Charging capacitors from thermal fluctuations using diodes
P.M. Thibado, J. C. Neu, Pradeep Kumar, Surendra Singh, and L. L., Bonilla

TL;DR
This paper presents a theoretical analysis of how energy can be harvested from thermal fluctuations using diodes in a graphene ripple system, demonstrating conditions under which energy transfer occurs without violating thermodynamic laws.
Contribution
It introduces a novel theoretical model showing how a specific diode configuration can temporarily break detailed balance, enabling thermal energy harvesting from fluctuations.
Findings
Energy can be transferred from thermal baths via diode configurations.
Ultraslow approach to equilibrium allows energy harvesting.

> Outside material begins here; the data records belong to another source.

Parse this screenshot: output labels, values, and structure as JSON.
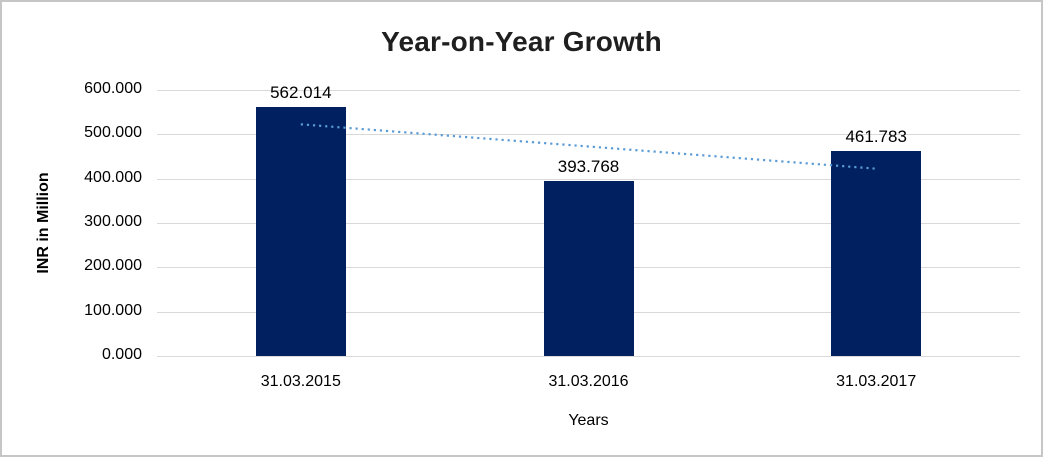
{
  "window": {
    "background": "#ffffff",
    "border_color": "#c6c6c6"
  },
  "chart_data": {
    "type": "bar",
    "title": "Year-on-Year Growth",
    "xlabel": "Years",
    "ylabel": "INR in Million",
    "categories": [
      "31.03.2015",
      "31.03.2016",
      "31.03.2017"
    ],
    "values": [
      562.014,
      393.768,
      461.783
    ],
    "data_labels": [
      "562.014",
      "393.768",
      "461.783"
    ],
    "ylim": [
      0,
      600
    ],
    "ytick_values": [
      600,
      500,
      400,
      300,
      200,
      100,
      0
    ],
    "ytick_labels": [
      "600.000",
      "500.000",
      "400.000",
      "300.000",
      "200.000",
      "100.000",
      "0.000"
    ],
    "grid": "horizontal",
    "legend": "none",
    "bar_color": "#002060",
    "gridline_color": "#d9d9d9",
    "label_color": "#000000",
    "trendline": {
      "type": "linear",
      "style": "dotted",
      "color": "#5b9bd5",
      "endpoint_values": [
        522.6,
        422.4
      ]
    }
  }
}
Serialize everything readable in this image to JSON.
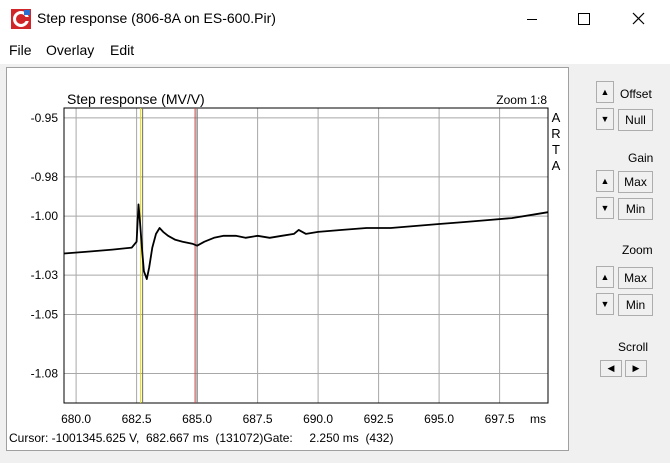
{
  "window": {
    "title": "Step response (806-8A on ES-600.Pir)"
  },
  "menu": {
    "items": [
      "File",
      "Overlay",
      "Edit"
    ]
  },
  "plot": {
    "title": "Step response (MV/V)",
    "zoom_label": "Zoom 1:8",
    "side_label": [
      "A",
      "R",
      "T",
      "A"
    ],
    "x_unit": "ms",
    "cursor_readout": "Cursor: -1001345.625 V,  682.667 ms  (131072)Gate:     2.250 ms  (432)"
  },
  "controls": {
    "offset_label": "Offset",
    "null_label": "Null",
    "gain_label": "Gain",
    "gain_max": "Max",
    "gain_min": "Min",
    "zoom_label": "Zoom",
    "zoom_max": "Max",
    "zoom_min": "Min",
    "scroll_label": "Scroll"
  },
  "chart_data": {
    "type": "line",
    "title": "Step response (MV/V)",
    "xlabel": "ms",
    "ylabel": "",
    "xlim": [
      679.5,
      699.5
    ],
    "ylim": [
      -1.095,
      -0.945
    ],
    "x_ticks": [
      680.0,
      682.5,
      685.0,
      687.5,
      690.0,
      692.5,
      695.0,
      697.5
    ],
    "x_tick_labels": [
      "680.0",
      "682.5",
      "685.0",
      "687.5",
      "690.0",
      "692.5",
      "695.0",
      "697.5"
    ],
    "y_ticks": [
      -0.95,
      -0.98,
      -1.0,
      -1.03,
      -1.05,
      -1.08
    ],
    "y_tick_labels": [
      "-0.95",
      "-0.98",
      "-1.00",
      "-1.03",
      "-1.05",
      "-1.08"
    ],
    "grid": true,
    "markers": [
      {
        "x": 682.667,
        "color": "#e8d800"
      },
      {
        "x": 684.917,
        "color": "#c04040"
      }
    ],
    "series": [
      {
        "color": "#000000",
        "x": [
          679.5,
          680.5,
          681.5,
          682.3,
          682.5,
          682.58,
          682.64,
          682.72,
          682.8,
          682.92,
          683.02,
          683.15,
          683.3,
          683.45,
          683.6,
          683.8,
          684.1,
          684.4,
          684.8,
          685.0,
          685.3,
          685.7,
          686.1,
          686.6,
          687.0,
          687.5,
          688.0,
          688.5,
          689.0,
          689.2,
          689.5,
          690.0,
          691.0,
          692.0,
          693.0,
          694.0,
          695.0,
          696.0,
          697.0,
          698.0,
          699.0,
          699.5
        ],
        "y": [
          -1.019,
          -1.018,
          -1.017,
          -1.016,
          -1.013,
          -0.994,
          -1.003,
          -1.016,
          -1.028,
          -1.032,
          -1.026,
          -1.016,
          -1.009,
          -1.006,
          -1.008,
          -1.01,
          -1.012,
          -1.013,
          -1.014,
          -1.015,
          -1.013,
          -1.011,
          -1.01,
          -1.01,
          -1.011,
          -1.01,
          -1.011,
          -1.01,
          -1.009,
          -1.007,
          -1.009,
          -1.008,
          -1.007,
          -1.006,
          -1.006,
          -1.005,
          -1.004,
          -1.003,
          -1.002,
          -1.001,
          -0.999,
          -0.998
        ]
      }
    ]
  }
}
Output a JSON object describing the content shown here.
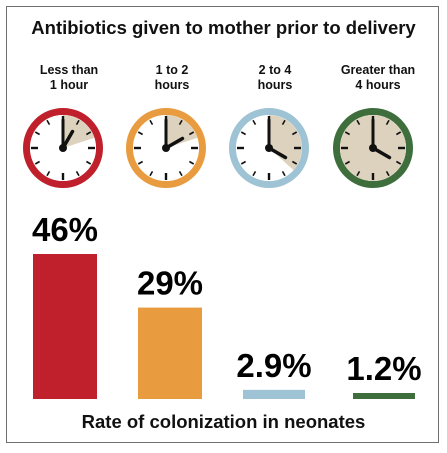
{
  "title": "Antibiotics given to mother prior to delivery",
  "footer": "Rate of colonization in neonates",
  "clocks": [
    {
      "line1": "Less than",
      "line2": "1 hour",
      "color": "#c0202b",
      "hour_hand_to": 1,
      "shaded_minutes": 12
    },
    {
      "line1": "1 to 2",
      "line2": "hours",
      "color": "#e99c3f",
      "hour_hand_to": 2,
      "shaded_minutes": 12
    },
    {
      "line1": "2 to 4",
      "line2": "hours",
      "color": "#9dc3d4",
      "hour_hand_to": 4,
      "shaded_minutes": 22
    },
    {
      "line1": "Greater than",
      "line2": "4 hours",
      "color": "#3e6e3c",
      "hour_hand_to": 4,
      "shaded_minutes": 60
    }
  ],
  "colors": {
    "clock_fill": "#ddd2bd"
  },
  "chart_data": {
    "type": "bar",
    "categories": [
      "Less than 1 hour",
      "1 to 2 hours",
      "2 to 4 hours",
      "Greater than 4 hours"
    ],
    "values": [
      46,
      29,
      2.9,
      1.2
    ],
    "value_labels": [
      "46%",
      "29%",
      "2.9%",
      "1.2%"
    ],
    "colors": [
      "#c0202b",
      "#e99c3f",
      "#9dc3d4",
      "#3e6e3c"
    ],
    "title": "Antibiotics given to mother prior to delivery",
    "xlabel": "Rate of colonization in neonates",
    "ylabel": "",
    "ylim": [
      0,
      46
    ]
  }
}
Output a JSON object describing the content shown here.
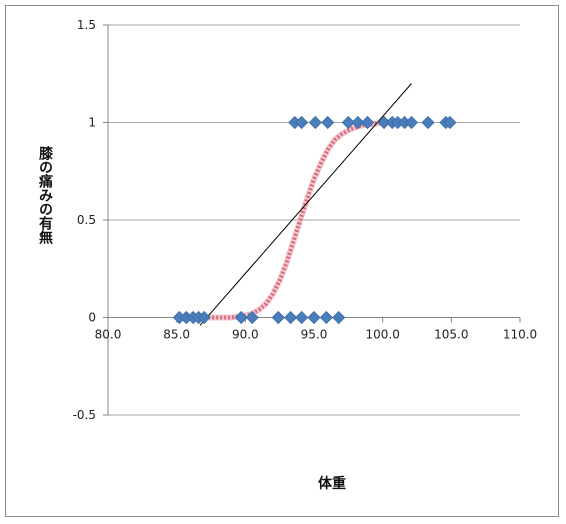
{
  "chart_data": {
    "type": "scatter",
    "title": "",
    "xlabel": "体重",
    "ylabel": "膝の痛みの有無",
    "xlim": [
      80,
      110
    ],
    "ylim": [
      -0.5,
      1.5
    ],
    "x_ticks": [
      80,
      85,
      90,
      95,
      100,
      105,
      110
    ],
    "x_tick_labels": [
      "80.0",
      "85.0",
      "90.0",
      "95.0",
      "100.0",
      "105.0",
      "110.0"
    ],
    "y_ticks": [
      -0.5,
      0,
      0.5,
      1,
      1.5
    ],
    "y_tick_labels": [
      "-0.5",
      "0",
      "0.5",
      "1",
      "1.5"
    ],
    "grid": "horizontal",
    "x_axis_crosses_y": 0,
    "series": [
      {
        "type": "scatter",
        "marker": "diamond",
        "color": "#4a7ebb",
        "points": [
          {
            "x": 85.2,
            "y": 0
          },
          {
            "x": 85.7,
            "y": 0
          },
          {
            "x": 86.2,
            "y": 0
          },
          {
            "x": 86.6,
            "y": 0
          },
          {
            "x": 87.0,
            "y": 0
          },
          {
            "x": 89.7,
            "y": 0
          },
          {
            "x": 90.5,
            "y": 0
          },
          {
            "x": 92.4,
            "y": 0
          },
          {
            "x": 93.3,
            "y": 0
          },
          {
            "x": 94.1,
            "y": 0
          },
          {
            "x": 95.0,
            "y": 0
          },
          {
            "x": 95.9,
            "y": 0
          },
          {
            "x": 96.8,
            "y": 0
          },
          {
            "x": 93.6,
            "y": 1
          },
          {
            "x": 94.1,
            "y": 1
          },
          {
            "x": 95.1,
            "y": 1
          },
          {
            "x": 96.0,
            "y": 1
          },
          {
            "x": 97.5,
            "y": 1
          },
          {
            "x": 98.2,
            "y": 1
          },
          {
            "x": 98.9,
            "y": 1
          },
          {
            "x": 100.1,
            "y": 1
          },
          {
            "x": 100.7,
            "y": 1
          },
          {
            "x": 101.1,
            "y": 1
          },
          {
            "x": 101.6,
            "y": 1
          },
          {
            "x": 102.1,
            "y": 1
          },
          {
            "x": 103.3,
            "y": 1
          },
          {
            "x": 104.6,
            "y": 1
          },
          {
            "x": 104.9,
            "y": 1
          }
        ]
      },
      {
        "type": "line",
        "style": "logistic-curve",
        "color": "#d96a7a",
        "x": [
          87,
          88,
          89,
          90,
          90.5,
          91,
          91.5,
          92,
          92.5,
          93,
          93.5,
          94,
          94.5,
          95,
          95.5,
          96,
          96.5,
          97,
          97.5,
          98,
          98.5,
          99,
          99.5,
          100,
          101,
          102
        ],
        "y": [
          0,
          0,
          0,
          0.01,
          0.02,
          0.04,
          0.07,
          0.12,
          0.19,
          0.28,
          0.39,
          0.5,
          0.61,
          0.71,
          0.79,
          0.86,
          0.91,
          0.94,
          0.96,
          0.975,
          0.985,
          0.99,
          0.995,
          1.0,
          1.0,
          1.0
        ]
      },
      {
        "type": "line",
        "style": "linear-fit",
        "color": "#000000",
        "x": [
          86.7,
          102.1
        ],
        "y": [
          -0.04,
          1.2
        ]
      }
    ]
  }
}
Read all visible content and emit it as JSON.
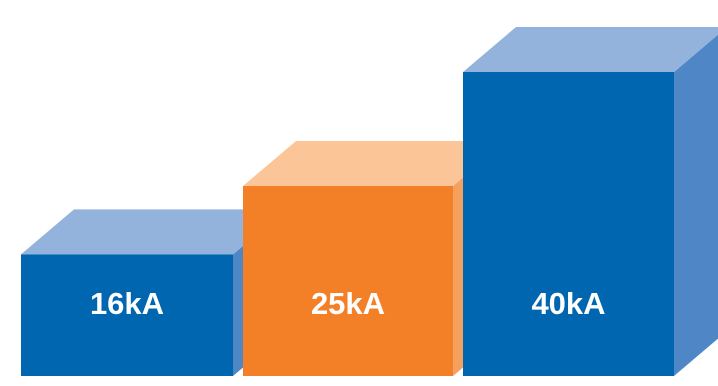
{
  "chart_data": {
    "type": "bar",
    "style": "3d-steps",
    "categories": [
      "16kA",
      "25kA",
      "40kA"
    ],
    "values": [
      16,
      25,
      40
    ],
    "unit": "kA",
    "colors": [
      {
        "front": "#0066b0",
        "top": "#93b3dc",
        "side": "#4f86c6"
      },
      {
        "front": "#f38027",
        "top": "#fbc597",
        "side": "#f6a060"
      },
      {
        "front": "#0066b0",
        "top": "#93b3dc",
        "side": "#4f86c6"
      }
    ]
  }
}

System obeys thermodynamic laws despite energy flow.
Abstract
We theoretically consider a graphene ripple as a Brownian particle coupled to an energy storage circuit. When circuit and particle are at the same temperature, the second law forbids harvesting energy from the thermal motion of the Brownian particle, even if the circuit contains a rectifying diode. However, when the circuit contains a junction followed by two diodes wired in opposition, the approach to equilibrium may become ultraslow. Detailed balance is temporarily broken as current flows between the two diodes and charges storage capacitors. The energy harvested by each capacitor comes from the thermal bath of the diodes while the system obeys the first and second laws of thermodynamics.